Institutionally, R Street owes a debt of gratitude to Canada. A former founding member of our governing board, David Frum, is Canadian and our current board chair, Marni Soupcoff, is the executive director of the Canadian Constitution Foundation. Editor-in-Chief R.J. Lehmann was briefly a Canadian resident and my presence at R Street, to the extent it is worthy of note, is a result of my father, Dave Adams, who is a Canadian by birth.

Today, the relationship between Canada and the United States is under-appreciated because of its remarkable stability. As neighbors, as partners in trade, as allies and as members of the Anglosphere, the United States and Canada share a bond unique among nations. But it wasn’t always that way.

Conflict between the United States and its neighbor to the north – be it flying a Union Jack or a dominion flag – has not been rare. But a relatively obscure conflict, one with only a single casualty, played a crucial but quiet role in the development of Canadian autonomy and the relationship the two countries enjoy today.

Known as the Pig War, roughly two decades before the date now celebrated as Canada Day, the United States and the British Empire nearly went to war over disputed territory in the San Juan Islands in the Pacific Northwest. The two powers mobilized sea and land forces in a border contest that was triggered by a pig.

The story goes that a recently settled U.S. farmer on an island slip between the United States and Britain’s Canadian territories arose one day to find a pig tearing up his crops. To end the feast, the farmer shot the pig. This is where the trouble began, because the pig was owned by an employee of the royally chartered Hudson’s Bay Co.
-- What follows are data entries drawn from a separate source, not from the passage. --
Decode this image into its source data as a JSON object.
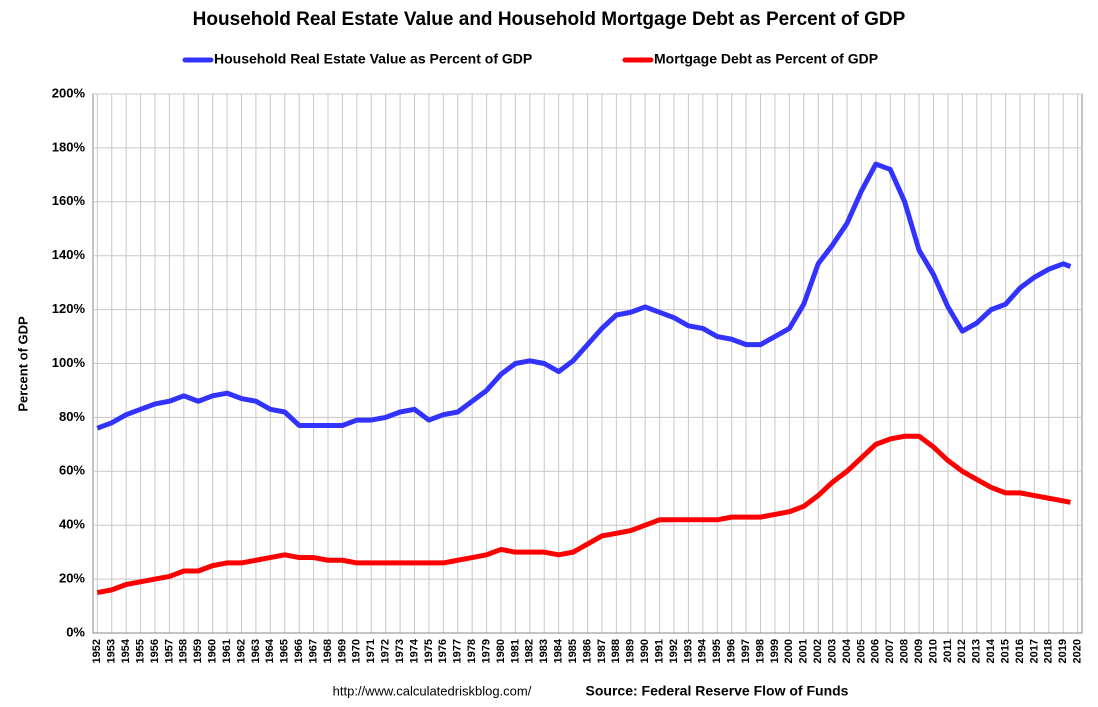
{
  "chart_data": {
    "type": "line",
    "title": "Household Real Estate Value and Household Mortgage Debt as Percent of GDP",
    "y_label": "Percent of GDP",
    "footer_url": "http://www.calculatedriskblog.com/",
    "footer_source": "Source: Federal Reserve Flow of Funds",
    "x": [
      1952,
      1953,
      1954,
      1955,
      1956,
      1957,
      1958,
      1959,
      1960,
      1961,
      1962,
      1963,
      1964,
      1965,
      1966,
      1967,
      1968,
      1969,
      1970,
      1971,
      1972,
      1973,
      1974,
      1975,
      1976,
      1977,
      1978,
      1979,
      1980,
      1981,
      1982,
      1983,
      1984,
      1985,
      1986,
      1987,
      1988,
      1989,
      1990,
      1991,
      1992,
      1993,
      1994,
      1995,
      1996,
      1997,
      1998,
      1999,
      2000,
      2001,
      2002,
      2003,
      2004,
      2005,
      2006,
      2007,
      2008,
      2009,
      2010,
      2011,
      2012,
      2013,
      2014,
      2015,
      2016,
      2017,
      2018,
      2019,
      2019.5
    ],
    "series": [
      {
        "name": "Household Real Estate Value as Percent of GDP",
        "color": "#3333ff",
        "values": [
          76,
          78,
          81,
          83,
          85,
          86,
          88,
          86,
          88,
          89,
          87,
          86,
          83,
          82,
          77,
          77,
          77,
          77,
          79,
          79,
          80,
          82,
          83,
          79,
          81,
          82,
          86,
          90,
          96,
          100,
          101,
          100,
          97,
          101,
          107,
          113,
          118,
          119,
          121,
          119,
          117,
          114,
          113,
          110,
          109,
          107,
          107,
          110,
          113,
          122,
          137,
          144,
          152,
          164,
          174,
          172,
          160,
          142,
          133,
          121,
          112,
          115,
          120,
          122,
          128,
          132,
          135,
          137,
          136
        ]
      },
      {
        "name": "Mortgage Debt as Percent of GDP",
        "color": "#ff0000",
        "values": [
          15,
          16,
          18,
          19,
          20,
          21,
          23,
          23,
          25,
          26,
          26,
          27,
          28,
          29,
          28,
          28,
          27,
          27,
          26,
          26,
          26,
          26,
          26,
          26,
          26,
          27,
          28,
          29,
          31,
          30,
          30,
          30,
          29,
          30,
          33,
          36,
          37,
          38,
          40,
          42,
          42,
          42,
          42,
          42,
          43,
          43,
          43,
          44,
          45,
          47,
          51,
          56,
          60,
          65,
          70,
          72,
          73,
          73,
          69,
          64,
          60,
          57,
          54,
          52,
          52,
          51,
          50,
          49,
          48.5
        ]
      }
    ],
    "xlim": [
      1951.7,
      2020.3
    ],
    "xticks": [
      1952,
      1953,
      1954,
      1955,
      1956,
      1957,
      1958,
      1959,
      1960,
      1961,
      1962,
      1963,
      1964,
      1965,
      1966,
      1967,
      1968,
      1969,
      1970,
      1971,
      1972,
      1973,
      1974,
      1975,
      1976,
      1977,
      1978,
      1979,
      1980,
      1981,
      1982,
      1983,
      1984,
      1985,
      1986,
      1987,
      1988,
      1989,
      1990,
      1991,
      1992,
      1993,
      1994,
      1995,
      1996,
      1997,
      1998,
      1999,
      2000,
      2001,
      2002,
      2003,
      2004,
      2005,
      2006,
      2007,
      2008,
      2009,
      2010,
      2011,
      2012,
      2013,
      2014,
      2015,
      2016,
      2017,
      2018,
      2019,
      2020
    ],
    "ylim": [
      0,
      200
    ],
    "yticks": [
      {
        "value": 0,
        "label": "0%"
      },
      {
        "value": 20,
        "label": "20%"
      },
      {
        "value": 40,
        "label": "40%"
      },
      {
        "value": 60,
        "label": "60%"
      },
      {
        "value": 80,
        "label": "80%"
      },
      {
        "value": 100,
        "label": "100%"
      },
      {
        "value": 120,
        "label": "120%"
      },
      {
        "value": 140,
        "label": "140%"
      },
      {
        "value": 160,
        "label": "160%"
      },
      {
        "value": 180,
        "label": "180%"
      },
      {
        "value": 200,
        "label": "200%"
      }
    ],
    "grid": true
  }
}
Upon learning of the pig’s demise, the HBC employee demanded $100 compensation for the pig. The U.S. farmer responded by claiming the pig had been trespassing. That straightforward legal claim led directly to weightier questions of state about who exactly was on whose land.

The United States sent in troops to substantiate its claim. The British sent in marines and a naval squadron to substantiate theirs. When news of the brewing conflict reached Washington and London, the powers agreed to a joint military occupation of the island.

That joint occupation was hardly contentious. U.S. and British soldiers interacted regularly and even held friendly games of cricket to pass the time. Eventually, 12 years later, an arbitrator decided the island should be ceded in its entirety to the United States. This was in 1872, five years after the British North American Act.

Canadians were, understandably, irked by what they saw as a betrayal by the British. Already unhappy with the Oregon Treaty, which established the western boundaries between the nations, Canadian sentiment was cemented by the surrender of territory in the San Juan Islands. As a result, Canada began agitating in earnest for greater autonomy from Great Britain. Sovereignty followed.

So, on this Canada Day, let us not forget the sacrifice made by that doomed pig and the independent and cooperative relationship that its end helped forge!